If, as a result of all these challenges, moving to a three-year college system is untenable except for a very small percentage of students, then it becomes difficult to argue that a major campaign to create and market three-year degree options is economically justified.
For me, the appeal of reexamining conventional degree programs is more intriguingly articulated by Robert Zemsky, a professor at the University of Pennsylvania, in a five-person “debate” over higher education which appeared in the Newsweek pages immediately following Alexander’s cover article. Zemsky points out that adding three-year programs as simply “another option” would likely be cost-prohibitive. He goes on to argue, however, that making three-year degree programs the standard would not only bring down costs but also “make us rethink everything instead of just rethinking along the perimeter.”

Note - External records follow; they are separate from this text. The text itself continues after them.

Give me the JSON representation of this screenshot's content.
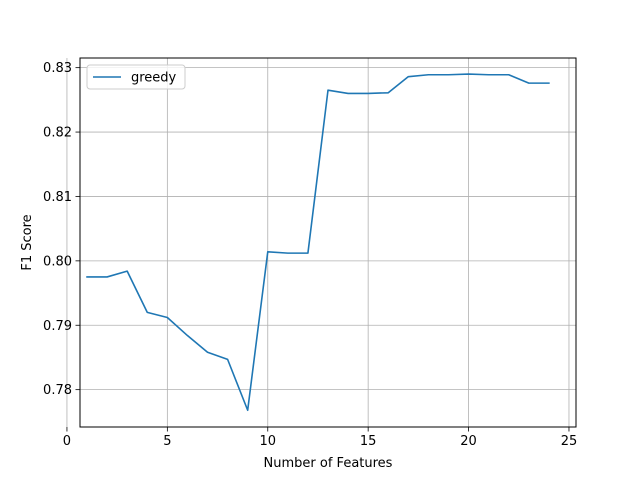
{
  "chart_data": {
    "type": "line",
    "title": "",
    "xlabel": "Number of Features",
    "ylabel": "F1 Score",
    "xlim": [
      0.65,
      25.35
    ],
    "ylim": [
      0.7742,
      0.8315
    ],
    "xticks": [
      0,
      5,
      10,
      15,
      20,
      25
    ],
    "yticks": [
      0.78,
      0.79,
      0.8,
      0.81,
      0.82,
      0.83
    ],
    "xtick_labels": [
      "0",
      "5",
      "10",
      "15",
      "20",
      "25"
    ],
    "ytick_labels": [
      "0.78",
      "0.79",
      "0.80",
      "0.81",
      "0.82",
      "0.83"
    ],
    "grid": true,
    "legend_position": "top-left",
    "series": [
      {
        "name": "greedy",
        "color": "#1f77b4",
        "x": [
          1,
          2,
          3,
          4,
          5,
          6,
          7,
          8,
          9,
          10,
          11,
          12,
          13,
          14,
          15,
          16,
          17,
          18,
          19,
          20,
          21,
          22,
          23,
          24
        ],
        "y": [
          0.7975,
          0.7975,
          0.7984,
          0.792,
          0.7912,
          0.7884,
          0.7858,
          0.7847,
          0.7768,
          0.8014,
          0.8012,
          0.8012,
          0.8265,
          0.826,
          0.826,
          0.8261,
          0.8286,
          0.8289,
          0.8289,
          0.829,
          0.8289,
          0.8289,
          0.8276,
          0.8276
        ]
      }
    ]
  }
}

“Rethinking everything” is a genuinely intriguing notion. What if prospective students and their high school teachers knew that students would truly need better preparation in order to be successful in college? What if they knew that college-bound students would need to complete the equivalent (by today’s standards) of at least a semester of college-level credits – maybe including a higher level math course, a higher level writing course, some amount of foreign language, and advanced credits either in a social science (perhaps history or economics) or a science (biology or chemistry) prior to high school graduation? How would that change affect what could happen on a college campus?
What if students understood (as is in fact becoming the case in many fields) that the three-year degree program would be essentially a program of “liberal arts” study albeit with a strong emphasis in math and science, arts and humanities, or social sciences – all prior to a two-year intensively focused professional master’s degree crammed full of career-specific courses? What if a dramatic change in institutional norms forced faculty and administrators to rethink assumptions, reconsider intended learning outcomes, and restructure the curriculum? If we really started from scratch, would our new degree programs and institutions look like the old ones?

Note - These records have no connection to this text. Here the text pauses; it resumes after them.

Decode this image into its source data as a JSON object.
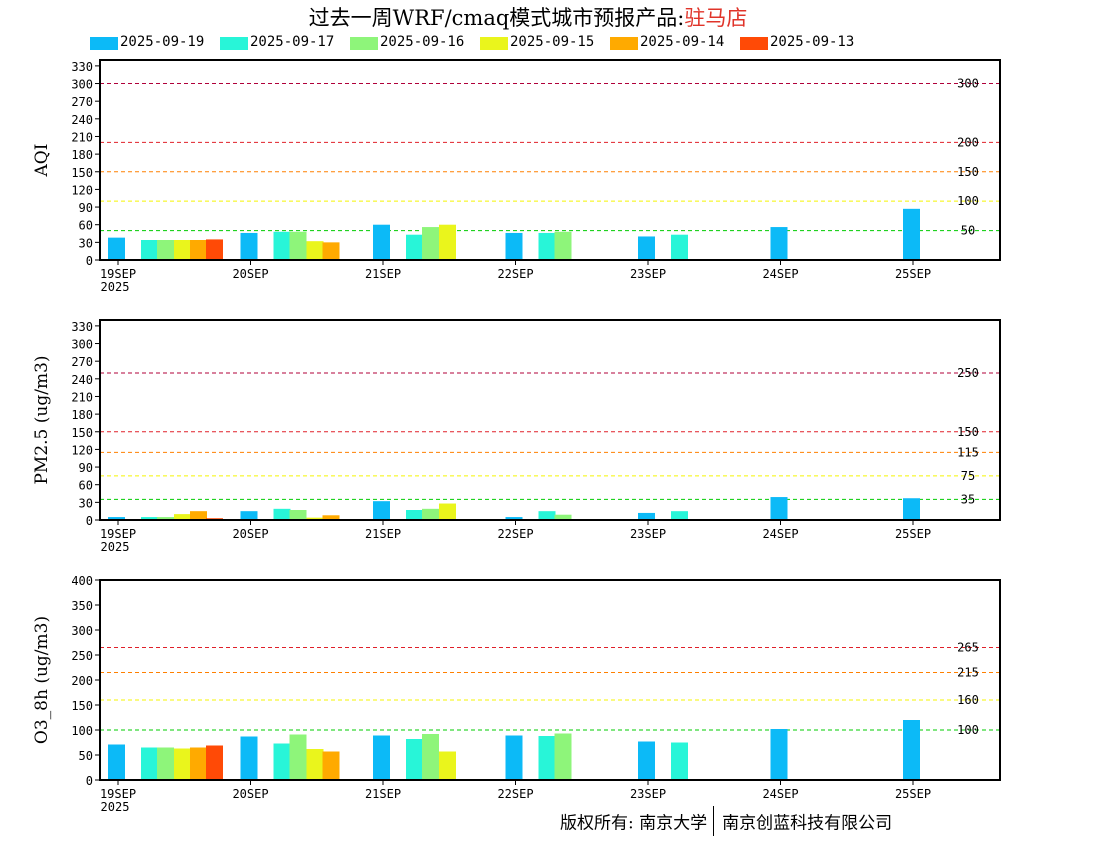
{
  "title": {
    "main": "过去一周WRF/cmaq模式城市预报产品:",
    "station": "驻马店"
  },
  "footer": {
    "copyright": "版权所有: 南京大学",
    "company": "南京创蓝科技有限公司"
  },
  "colors": {
    "2025-09-19": "#0cbaf7",
    "2025-09-17": "#28f5d8",
    "2025-09-16": "#8ef57a",
    "2025-09-15": "#eaf51c",
    "2025-09-14": "#ffaa00",
    "2025-09-13": "#ff4a06"
  },
  "chart_data": [
    {
      "type": "bar",
      "ylabel": "AQI",
      "ylim": [
        0,
        340
      ],
      "yticks": [
        0,
        30,
        60,
        90,
        120,
        150,
        180,
        210,
        240,
        270,
        300,
        330
      ],
      "thresholds": [
        {
          "value": 300,
          "label": "300",
          "color": "#b0003a"
        },
        {
          "value": 200,
          "label": "200",
          "color": "#e0202a"
        },
        {
          "value": 150,
          "label": "150",
          "color": "#ff8000"
        },
        {
          "value": 100,
          "label": "100",
          "color": "#f5f500"
        },
        {
          "value": 50,
          "label": "50",
          "color": "#00cc00"
        }
      ],
      "x_ticks": [
        {
          "label": "19SEP",
          "sub": "2025"
        },
        {
          "label": "20SEP"
        },
        {
          "label": "21SEP"
        },
        {
          "label": "22SEP"
        },
        {
          "label": "23SEP"
        },
        {
          "label": "24SEP"
        },
        {
          "label": "25SEP"
        }
      ],
      "series": [
        {
          "name": "2025-09-19",
          "values": [
            38,
            46,
            60,
            46,
            40,
            56,
            87
          ]
        },
        {
          "name": "2025-09-17",
          "values": [
            34,
            48,
            43,
            46,
            43,
            null,
            null
          ]
        },
        {
          "name": "2025-09-16",
          "values": [
            34,
            48,
            56,
            48,
            null,
            null,
            null
          ]
        },
        {
          "name": "2025-09-15",
          "values": [
            34,
            32,
            60,
            null,
            null,
            null,
            null
          ]
        },
        {
          "name": "2025-09-14",
          "values": [
            34,
            30,
            null,
            null,
            null,
            null,
            null
          ]
        },
        {
          "name": "2025-09-13",
          "values": [
            35,
            null,
            null,
            null,
            null,
            null,
            null
          ]
        }
      ]
    },
    {
      "type": "bar",
      "ylabel": "PM2.5 (ug/m3)",
      "ylim": [
        0,
        340
      ],
      "yticks": [
        0,
        30,
        60,
        90,
        120,
        150,
        180,
        210,
        240,
        270,
        300,
        330
      ],
      "thresholds": [
        {
          "value": 250,
          "label": "250",
          "color": "#b0003a"
        },
        {
          "value": 150,
          "label": "150",
          "color": "#e0202a"
        },
        {
          "value": 115,
          "label": "115",
          "color": "#ff8000"
        },
        {
          "value": 75,
          "label": "75",
          "color": "#f5f500"
        },
        {
          "value": 35,
          "label": "35",
          "color": "#00cc00"
        }
      ],
      "x_ticks": [
        {
          "label": "19SEP",
          "sub": "2025"
        },
        {
          "label": "20SEP"
        },
        {
          "label": "21SEP"
        },
        {
          "label": "22SEP"
        },
        {
          "label": "23SEP"
        },
        {
          "label": "24SEP"
        },
        {
          "label": "25SEP"
        }
      ],
      "series": [
        {
          "name": "2025-09-19",
          "values": [
            5,
            15,
            32,
            5,
            12,
            39,
            37
          ]
        },
        {
          "name": "2025-09-17",
          "values": [
            5,
            19,
            17,
            15,
            15,
            null,
            null
          ]
        },
        {
          "name": "2025-09-16",
          "values": [
            5,
            17,
            19,
            9,
            null,
            null,
            null
          ]
        },
        {
          "name": "2025-09-15",
          "values": [
            10,
            4,
            28,
            null,
            null,
            null,
            null
          ]
        },
        {
          "name": "2025-09-14",
          "values": [
            15,
            8,
            null,
            null,
            null,
            null,
            null
          ]
        },
        {
          "name": "2025-09-13",
          "values": [
            3,
            null,
            null,
            null,
            null,
            null,
            null
          ]
        }
      ]
    },
    {
      "type": "bar",
      "ylabel": "O3_8h (ug/m3)",
      "ylim": [
        0,
        400
      ],
      "yticks": [
        0,
        50,
        100,
        150,
        200,
        250,
        300,
        350,
        400
      ],
      "thresholds": [
        {
          "value": 265,
          "label": "265",
          "color": "#e0202a"
        },
        {
          "value": 215,
          "label": "215",
          "color": "#ff8000"
        },
        {
          "value": 160,
          "label": "160",
          "color": "#f5f500"
        },
        {
          "value": 100,
          "label": "100",
          "color": "#00cc00"
        }
      ],
      "x_ticks": [
        {
          "label": "19SEP",
          "sub": "2025"
        },
        {
          "label": "20SEP"
        },
        {
          "label": "21SEP"
        },
        {
          "label": "22SEP"
        },
        {
          "label": "23SEP"
        },
        {
          "label": "24SEP"
        },
        {
          "label": "25SEP"
        }
      ],
      "series": [
        {
          "name": "2025-09-19",
          "values": [
            71,
            87,
            89,
            89,
            77,
            102,
            120
          ]
        },
        {
          "name": "2025-09-17",
          "values": [
            65,
            73,
            82,
            88,
            75,
            null,
            null
          ]
        },
        {
          "name": "2025-09-16",
          "values": [
            65,
            91,
            92,
            93,
            null,
            null,
            null
          ]
        },
        {
          "name": "2025-09-15",
          "values": [
            63,
            62,
            57,
            null,
            null,
            null,
            null
          ]
        },
        {
          "name": "2025-09-14",
          "values": [
            65,
            57,
            null,
            null,
            null,
            null,
            null
          ]
        },
        {
          "name": "2025-09-13",
          "values": [
            69,
            null,
            null,
            null,
            null,
            null,
            null
          ]
        }
      ]
    }
  ]
}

There are many indications that it may be time to think differently about higher education: the technological revolution which has changed our communications, the post-World War II revolution which meant that colleges became about educating the masses (for jobs) rather than the elites, the economic revolution in which entire job categories appear and disappear almost overnight, the shrinking-world revolution which means that fewer people than ever live and die within the confines of a single geographic area, the multi-tasking revolution which has us texting and googling while listening. Our system of higher education was born before any of these changes, and it has survived them with only tinkering around the edges. Had the university been invented today, to deal with contemporary students and challenges, it likely would have looked far different than the campus we know.
Higher education is a huge and ultimately conservative endeavor; systemic change comes slowly. And I side with those who love the university and value what it represents. I don’t really want to throw it out and start over. But I fear that, as proved to be the case with General Motors, too much entrenchment is unhealthy for a system.
So if looking seriously at a three-year program of study would force us to re-examine our assumptions, then I’m all for it. If a new paradigm for higher education would allow universities to more effectively educate in a changing world, then I favor it. Bring on the conversation, and let’s see where it takes us.